Another well‐established risk factor for breast cancer is a family history of the disease in first‐degree relatives, the risk being further increased in the presence of more than one affected relative 5, 6, 7.
Among lifestyle risk factors, alcohol drinking has been consistently related to breast cancer, with an increase in risk of about 20% for moderate drinkers and of 60% for heavy drinkers 5, 6, 8, 9, while the role of diet appears modest 9, with a weak inverse association with fiber intake 5, 6, 10, fruit, and fruit and vegetables combined, but not vegetables alone 5, 6, 11, and a weak positive association with total fat, if any 5, 6, 12.
In this study, we evaluated the role of hormonal factors, lifestyle habits, and family history of breast cancer, using data from a large cohort of women invited to participate to a mammographic screening program in Italy.

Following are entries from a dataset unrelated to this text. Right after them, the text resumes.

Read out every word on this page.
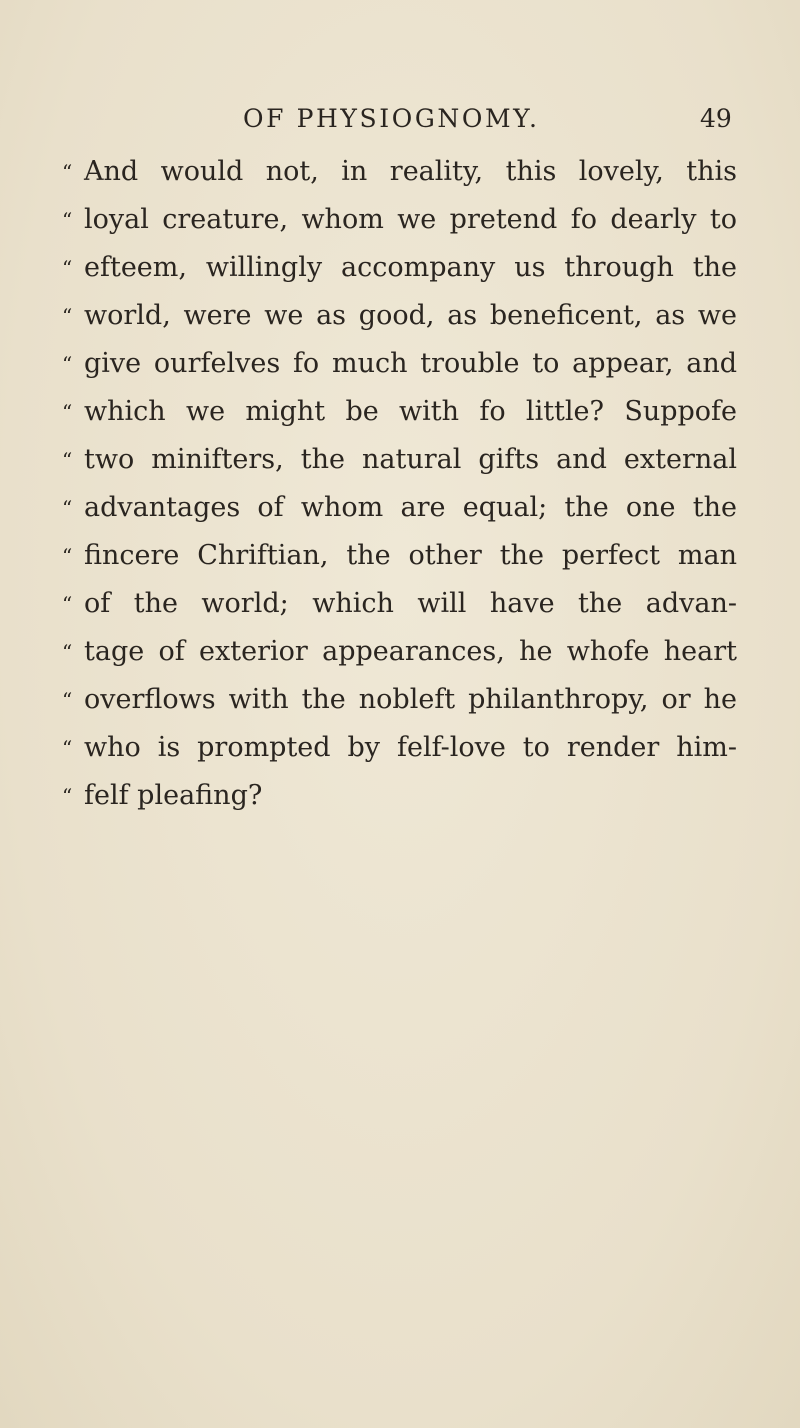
OF PHYSIOGNOMY.	49
“ And would not, in reality, this lovely, this
“ loyal creature, whom we pretend fo dearly to
“ efteem, willingly accompany us through the
“ world, were we as good, as beneficent, as we
“ give ourfelves fo much trouble to appear, and
“ which we might be with fo little? Suppofe
“ two minifters, the natural gifts and external
“ advantages of whom are equal; the one the
“ fincere Chriftian, the other the perfect man
“ of the world; which will have the advan-
“ tage of exterior appearances, he whofe heart
“ overflows with the nobleft philanthropy, or he
“ who is prompted by felf-love to render him-
“ felf pleafing?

To our knowledge, this is the first study that quantified these associations in an Italian population participating to an organized a mammographic screening program.
Materials and Methods
Study population
This study is based on data from a cohort of 78,050 women, aged between 41 and 76 years, resident in the municipality of Milan, who were invited to participate in the mammographic screening program of the Local Health Authority of Milan from 2003 to 2007 in the framework of a study with the acronym of FRiCaM (Risk Factors for Breast Cancer: Fattori di Rischio per il Carcinoma della Mammella), supported by a specific grant of the Italian League of Cancer Prevention.
All participants signed an informed consent and completed a self‐administered questionnaire, developed with the aim to identify women at high risk of breast cancer, who may benefit from a high‐intensity screening program.
A total of 131,246 women received a questionnaire while waiting for the mammographic exam: 71,398 of them completed the questionnaire (54%).
In order to obtain information from a sample of nonscreened women, 20,000 questionnaires were sent by mail to nonattenders to a mammographic screening: 6652 women, who did not adhere to the mammographic screening, accepted to provide the questionnaire through postal delivery (33%).
The questionnaire requested detailed information on socio‐demographic characteristics, anthropometric measures, menstrual and reproductive history, health status, family history of cancer (including breast), and lifestyle factors, including dietary habits. Mammographic density was available only for the sample of screened women and was read by experienced screening radiologists and classified in three categories: (1) almost entirely fat (less than 25 percent glandular), (2) scattered fibroglandular densities or heterogeneously dense (approximately 25–75% glandular), and (3) extremely dense (more than 75% glandular).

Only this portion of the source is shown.